Hokkoku Keiichi, Sonoo Masahiro, Murashima Hideharu, Iwanami Tomoko, Nishiyama Kyouhei, Kawamura Yasuomi, Arai Yuko, Tsukamoto Hiroshi, Hatanaka Yuki, Shimizu Teruo
Department of Neurology, Teikyo University School of Medicine.
Rinsho Shinkeigaku. 2011 Apr;51(4):248-54. doi: 10.5692/clinicalneurol.51.248.
We report 13 patients presenting with predominantly sensory strokes due to brainstem infarction, without any other brainstem symptoms such as hemiparesis, dysarthria or vertigo. All of them had lacunar infarctions localized at the medial lemniscus and/or spinothalamic tract, at the pontine (12 patients) or midbrain (1 patient) tegmentum. The presenting symptom was dysesthesia with a variety of distributions for all cases, and a thalamic-pain-like unpleasant dysesthesia persisted in 4 patients. The lesion on brain MRI was usually very small, and was sometimes overlooked by radiological evaluation, which led to a long delay in the correct diagnosis of a stroke in two cases. Median nerve somatosensory evoked potentials showed a depressed N20 amplitude or a loss of the P15 potential unilaterally with preserved P13/14 potential in 7 out of 10 cases examined, and was useful in localizing the lesion intracranially. During the 4-year study period, 10 patients with brainstem infarctions were admitted to our department as acute sensory stroke cases (2.1% of all acute strokes), whereas 11 patients with thalamic infarctions (2.3%) were admitted due to similar symptoms. Cases with brainstem infarctions had sensory symptoms localized below the neck more frequently (5/10) than cases with thalamic infarctions (1/11), thus would be more likely to be confused with cervical or peripheral nerve disorders. The relative frequency of brainstem infarction as compared to thalamic infarction was higher than that in previous reports, implying that some cases with brainstem infarction might have been overlooked due to difficulty in obtaining the correct diagnosis. One should always keep this syndrome in mind when assessing patients with acute-onset sensory symptoms.

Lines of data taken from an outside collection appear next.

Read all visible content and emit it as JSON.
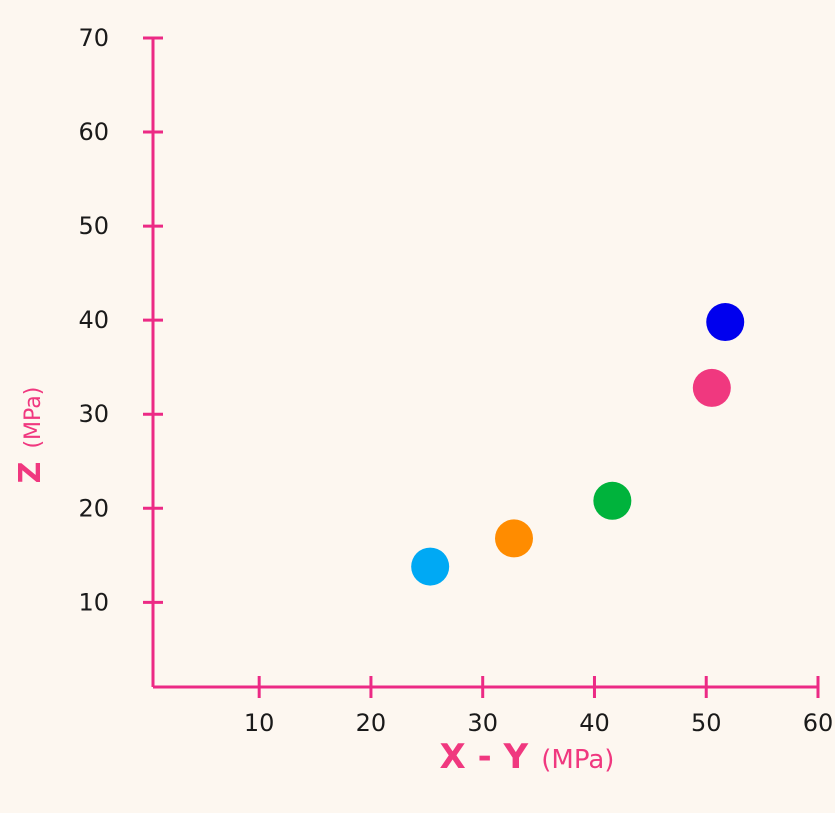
{
  "chart_data": {
    "type": "scatter",
    "title": "",
    "xlabel": {
      "main": "X - Y",
      "unit": "(MPa)"
    },
    "ylabel": {
      "main": "Z",
      "unit": "(MPa)"
    },
    "xlim": [
      0.5,
      60
    ],
    "ylim": [
      1,
      70
    ],
    "xticks": [
      10,
      20,
      30,
      40,
      50,
      60
    ],
    "yticks": [
      10,
      20,
      30,
      40,
      50,
      60,
      70
    ],
    "grid": false,
    "legend": "none",
    "axis_color": "#ec2a85",
    "points": [
      {
        "x": 25.3,
        "y": 13.8,
        "color": "#00a9f4"
      },
      {
        "x": 32.8,
        "y": 16.8,
        "color": "#ff8c00"
      },
      {
        "x": 41.6,
        "y": 20.8,
        "color": "#00b33c"
      },
      {
        "x": 50.5,
        "y": 32.8,
        "color": "#f0387f"
      },
      {
        "x": 51.7,
        "y": 39.8,
        "color": "#0000ee"
      }
    ]
  }
}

我们报告了13例因脑干梗死导致以感觉性卒中为主的患者,无任何其他脑干症状,如偏瘫、构音障碍或眩晕。所有患者均有腔隙性梗死,位于内侧丘系和/或脊髓丘脑束,在脑桥(12例患者)或中脑(1例患者)被盖部。所有病例的首发症状均为感觉异常,分布多样,4例患者持续存在丘脑痛样不愉快的感觉异常。脑部MRI上的病变通常非常小,有时会被影像学评估忽略,导致2例患者的卒中正确诊断延迟很长时间。在10例接受检查的病例中,正中神经体感诱发电位显示7例单侧N20波幅降低或P15电位消失,而P13/14电位保留,这有助于颅内病变的定位。在4年的研究期间,10例脑干梗死患者以急性感觉性卒中病例收入我科(占所有急性卒中的2.1%),而11例丘脑梗死患者(2.3%)因类似症状入院。脑干梗死病例的感觉症状位于颈部以下的频率(5/10)高于丘脑梗死病例(1/11),因此更有可能与颈部或周围神经疾病混淆。与丘脑梗死相比,脑干梗死的相对发生率高于以往报道,这意味着一些脑干梗死病例可能因难以获得正确诊断而被忽视。在评估急性起病的感觉症状患者时,应始终牢记这一综合征。